07 au 11 juillet 1916

6 tués et 20 blessés pour cette période de 5 journées.

 

07 07 au 11

 

L'abbé Charles Thellier de Poncheville, aumônier de la 28ème DI et auteur de 10 mois à Verdun, fait le commentaire suivant le 08 juillet 1916 :

« Au camp de La Béholle, il a fait hier cinq morts. La chapelle a failli en mourir, elle aussi. Un morceau de métal l’a touchée au cœur, dans le tabernacle! Notre prière habituelle ne réunit ce soir qu’une toute petite assistance : un rassemblement de quelques soldats devient dangereux. Dans mon coin de La Chiffour, on se résigne à dormir sous terre. Un lieutenant s’est fait découper, dans le plancher de sa chambre, une fosse longue comme un cercueil. Il s’y ensevelit chaque soir. Les obus les plus malveillants auront peine à l’y atteindre. Pour moi, je vais chercher un refuge dans une espèce de terrier, étroit et bas, où je puis m’allonger sur un brancard suspendu, en dessous duquel repose un autre dormeur. Mais l’inondation continuant de sévir, l’eau suinte à travers le plafond d’argile et la gouttelette fatale me poursuit du nez au menton, toutes les cinq minutes, quelle que position que je prenne. Nul savant calcul, n’arrive à me soustraite à cette vexation stupide. Les journées sont aussi maussades que les nuits dans cette humidité désespérante. Le canon démoralise peut-être moins que l’interminable pluie. On ne sait que faire pour se distraire.
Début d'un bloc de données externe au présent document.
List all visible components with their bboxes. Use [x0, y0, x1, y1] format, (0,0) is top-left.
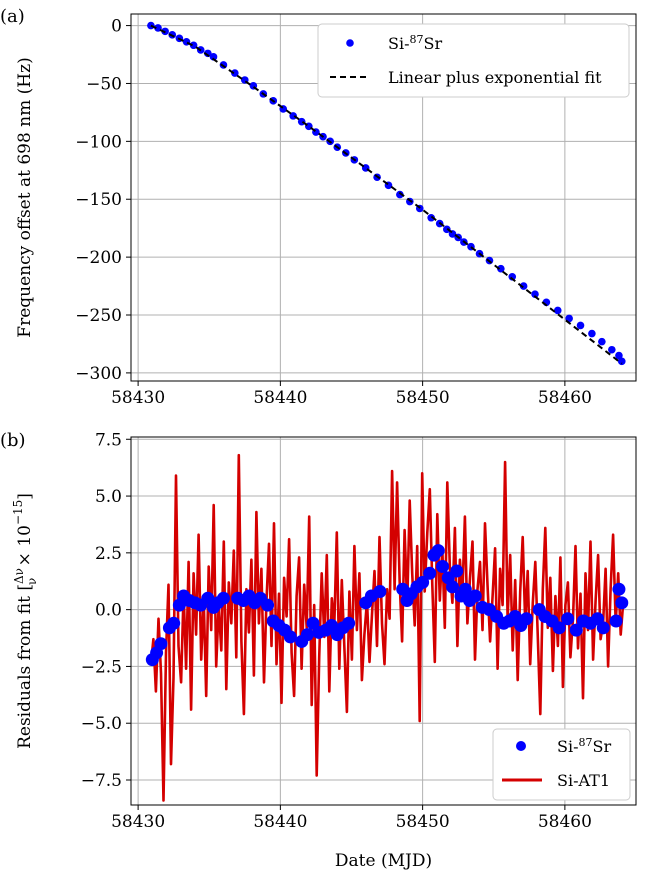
legend-box — [492, 728, 631, 801]
y-tick-label: −5.0 — [81, 714, 122, 734]
legend-label-at1: Si-AT1 — [557, 771, 610, 790]
panel-b-y-axis-label: Residuals from fit [Δνν × 10−15] — [11, 493, 39, 749]
data-point — [189, 41, 198, 50]
y-tick-label: −150 — [75, 190, 122, 210]
x-tick-label: 58430 — [111, 812, 165, 832]
data-point — [519, 612, 533, 626]
data-point — [497, 264, 505, 273]
data-point — [154, 637, 168, 651]
fit-line — [150, 24, 623, 365]
data-point — [450, 564, 464, 578]
y-tick-label: −7.5 — [81, 771, 122, 791]
y-tick-label: −50 — [86, 74, 122, 94]
legend-marker-sr — [346, 39, 354, 47]
x-tick-label: 58440 — [253, 812, 307, 832]
legend-marker-sr — [516, 741, 526, 751]
data-point — [615, 351, 623, 360]
data-point — [531, 290, 539, 298]
data-point — [553, 306, 562, 315]
panel-a-frame — [130, 13, 637, 382]
data-point — [609, 614, 623, 628]
y-tick-label: 5.0 — [95, 487, 122, 507]
x-tick-label: 58430 — [111, 388, 165, 408]
panel-a-ticks: 58430 58440 58450 58460 0 −50 −100 −150 −200 −250… — [75, 17, 592, 408]
data-point — [588, 329, 596, 338]
data-point — [519, 282, 528, 290]
panel-a-plot-area — [147, 21, 626, 366]
data-point — [468, 589, 482, 603]
data-point — [617, 357, 626, 366]
data-point — [209, 53, 218, 61]
panel-b-ticks: 58430 58440 58450 58460 7.5 5.0 2.5 0.0 −2.5 −5.0… — [81, 430, 592, 832]
panel-b: (b) 58430 58440 58450 58460 7.5 5.0 2.5 0.0 −2.5… — [0, 430, 637, 871]
data-point — [204, 49, 212, 58]
x-tick-label: 58450 — [396, 812, 450, 832]
legend-label-fit: Linear plus exponential fit — [388, 68, 602, 87]
panel-b-x-axis-label: Date (MJD) — [335, 851, 432, 871]
y-tick-label: 7.5 — [95, 430, 122, 450]
data-point — [342, 616, 356, 630]
panel-a-label: (a) — [0, 6, 25, 27]
data-point — [569, 623, 583, 637]
data-point — [576, 321, 585, 330]
data-point — [608, 345, 616, 354]
y-tick-label: 0.0 — [95, 601, 122, 621]
legend-label-sr: Si-87Sr — [388, 33, 442, 54]
data-point — [154, 24, 162, 32]
y-tick-label: −2.5 — [81, 657, 122, 677]
data-point — [445, 580, 459, 594]
legend-box — [317, 23, 630, 98]
data-point — [373, 584, 387, 598]
y-tick-label: −250 — [75, 306, 122, 326]
data-point — [261, 598, 275, 612]
data-point — [300, 628, 314, 642]
data-point — [289, 112, 297, 120]
y-tick-label: 0 — [111, 17, 122, 37]
data-point — [612, 582, 626, 596]
data-point — [598, 337, 606, 346]
data-point — [283, 630, 297, 644]
data-point — [423, 566, 437, 580]
si-at1-line — [149, 453, 625, 802]
x-tick-label: 58460 — [538, 812, 592, 832]
data-point — [596, 621, 610, 635]
y-tick-label: −300 — [75, 364, 122, 384]
data-point — [458, 582, 472, 596]
data-point — [561, 612, 575, 626]
x-tick-label: 58460 — [538, 388, 592, 408]
data-point — [416, 575, 430, 589]
data-point — [436, 559, 450, 573]
data-point — [427, 213, 435, 222]
x-tick-label: 58440 — [253, 388, 307, 408]
data-point — [231, 69, 239, 77]
data-point — [216, 591, 230, 605]
panel-b-label: (b) — [0, 430, 26, 451]
data-point — [167, 616, 181, 630]
data-point — [552, 621, 566, 635]
panel-a-y-axis-label: Frequency offset at 698 nm (Hz) — [15, 57, 35, 337]
x-tick-label: 58450 — [396, 388, 450, 408]
y-tick-label: 2.5 — [95, 544, 122, 564]
data-point — [431, 544, 445, 558]
panel-b-plot-area — [145, 453, 629, 802]
panel-a-legend: Si-87Sr Linear plus exponential fit — [317, 23, 630, 98]
legend-label-sr: Si-87Sr — [557, 736, 611, 757]
panel-b-legend: Si-87Sr Si-AT1 — [492, 728, 631, 801]
panel-b-frame — [130, 436, 637, 806]
data-point — [615, 596, 629, 610]
data-point — [396, 190, 404, 199]
y-tick-label: −100 — [75, 132, 122, 152]
y-tick-label: −200 — [75, 248, 122, 268]
panel-a: (a) 58430 58440 58450 58460 0 −50 −100 −150 −200… — [0, 6, 637, 408]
Nos camarades n’ont même pas le moyen de se procurer un extra gastronomique à mettre sur leur table quand ils reviennent des lignes. Il n’existe aucun magasin trois lieues à la ronde. Le camion bazar dont les circulaires nous vantent les propriétés admirables, fait bien son apparition dans la vallée deux fois par semaine, mais loin encore de nos collines, et des équipes voraces, jouant des coudes, le débarrassant de son contenue avant même que la foule des pacifiques n’ait pu s’approcher du comptoir. Et puis, il faut tout dire : ses tonneaux sont d’une exiguïté désespérante. Un poilu regarde avec commisération ces compartiments garnis de comestibles variés, mais dépourvus de liquide : ‘ Peuh! Il n’y a rien au bazar, il n’y a pas de pinard’ ».
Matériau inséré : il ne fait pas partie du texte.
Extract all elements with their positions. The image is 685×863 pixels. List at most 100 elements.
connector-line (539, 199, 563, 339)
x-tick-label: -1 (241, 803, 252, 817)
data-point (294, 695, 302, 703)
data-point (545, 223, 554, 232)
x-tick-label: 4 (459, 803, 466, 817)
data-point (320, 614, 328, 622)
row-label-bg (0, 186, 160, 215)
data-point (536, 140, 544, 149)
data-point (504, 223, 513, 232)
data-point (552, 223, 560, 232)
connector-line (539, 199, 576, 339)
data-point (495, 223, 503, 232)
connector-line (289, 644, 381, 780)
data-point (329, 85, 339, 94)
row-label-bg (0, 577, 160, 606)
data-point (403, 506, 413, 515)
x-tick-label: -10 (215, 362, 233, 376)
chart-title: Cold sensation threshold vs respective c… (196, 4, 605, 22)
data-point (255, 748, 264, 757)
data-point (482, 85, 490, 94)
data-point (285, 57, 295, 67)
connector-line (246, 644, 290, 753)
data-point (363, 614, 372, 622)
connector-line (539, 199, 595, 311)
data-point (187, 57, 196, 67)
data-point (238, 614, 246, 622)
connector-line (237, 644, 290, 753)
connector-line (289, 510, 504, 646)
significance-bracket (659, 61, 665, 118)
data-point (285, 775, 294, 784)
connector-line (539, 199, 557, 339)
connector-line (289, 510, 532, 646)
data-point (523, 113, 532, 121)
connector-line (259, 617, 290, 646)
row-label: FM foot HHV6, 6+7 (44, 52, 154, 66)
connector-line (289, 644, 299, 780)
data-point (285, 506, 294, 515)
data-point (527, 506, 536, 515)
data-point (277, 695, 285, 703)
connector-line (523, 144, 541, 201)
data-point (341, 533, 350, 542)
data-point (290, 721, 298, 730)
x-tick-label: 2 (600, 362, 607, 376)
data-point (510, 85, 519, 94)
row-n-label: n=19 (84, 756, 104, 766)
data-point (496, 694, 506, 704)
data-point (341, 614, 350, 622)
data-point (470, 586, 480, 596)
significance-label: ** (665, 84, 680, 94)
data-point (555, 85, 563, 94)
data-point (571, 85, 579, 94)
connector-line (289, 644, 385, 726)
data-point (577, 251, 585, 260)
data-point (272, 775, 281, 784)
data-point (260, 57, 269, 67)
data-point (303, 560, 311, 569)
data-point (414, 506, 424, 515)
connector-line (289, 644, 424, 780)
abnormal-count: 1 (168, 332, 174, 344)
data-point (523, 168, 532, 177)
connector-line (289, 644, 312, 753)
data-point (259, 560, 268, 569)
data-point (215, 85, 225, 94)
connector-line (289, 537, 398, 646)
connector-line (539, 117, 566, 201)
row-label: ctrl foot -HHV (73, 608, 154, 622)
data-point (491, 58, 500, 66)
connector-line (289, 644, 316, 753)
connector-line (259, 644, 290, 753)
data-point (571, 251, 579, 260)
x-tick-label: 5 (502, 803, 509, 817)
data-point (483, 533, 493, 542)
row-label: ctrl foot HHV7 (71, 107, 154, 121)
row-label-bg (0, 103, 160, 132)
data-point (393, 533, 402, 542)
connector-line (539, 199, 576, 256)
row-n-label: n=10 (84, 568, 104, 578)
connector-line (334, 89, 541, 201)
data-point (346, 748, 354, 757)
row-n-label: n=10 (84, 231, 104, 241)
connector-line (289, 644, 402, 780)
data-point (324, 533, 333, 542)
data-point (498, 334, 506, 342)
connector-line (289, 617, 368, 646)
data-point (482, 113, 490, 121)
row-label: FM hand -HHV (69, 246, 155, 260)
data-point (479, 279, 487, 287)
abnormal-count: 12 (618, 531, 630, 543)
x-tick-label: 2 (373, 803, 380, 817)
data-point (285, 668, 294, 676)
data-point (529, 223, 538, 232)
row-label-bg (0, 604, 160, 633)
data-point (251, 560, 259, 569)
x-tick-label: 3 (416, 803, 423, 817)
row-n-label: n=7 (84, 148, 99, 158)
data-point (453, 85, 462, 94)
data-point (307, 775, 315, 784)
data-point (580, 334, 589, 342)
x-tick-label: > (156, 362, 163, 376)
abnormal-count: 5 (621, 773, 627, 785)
On a souvent parlé de Verdun comme d'une "pluie d'obus", "pluie d'acier", "pluie de fer et de feu" ... mais Verdun ce fut d'abord la pluie tout court. Le mois de juin 1916 avait été le plus froid sur la moitié Nord de la France depuis 1851, le mois de juillet est très pluvieux puisqu'on enregistre sur le secteur de Verdun 20 jours soit de pluie, soit fortement nuageux et venteux. D'où des terrains détrempés et une vie qui doit s'organiser dans une humidité permanente et la lutte contre un ennemi redoutable : la boue.

 

Meteo juillet

 

Sc000a8cac

Enfer et Rédemption : deux soldats allemands sauvent un soldat français du piège de la boue qui mange tout, même les hommes.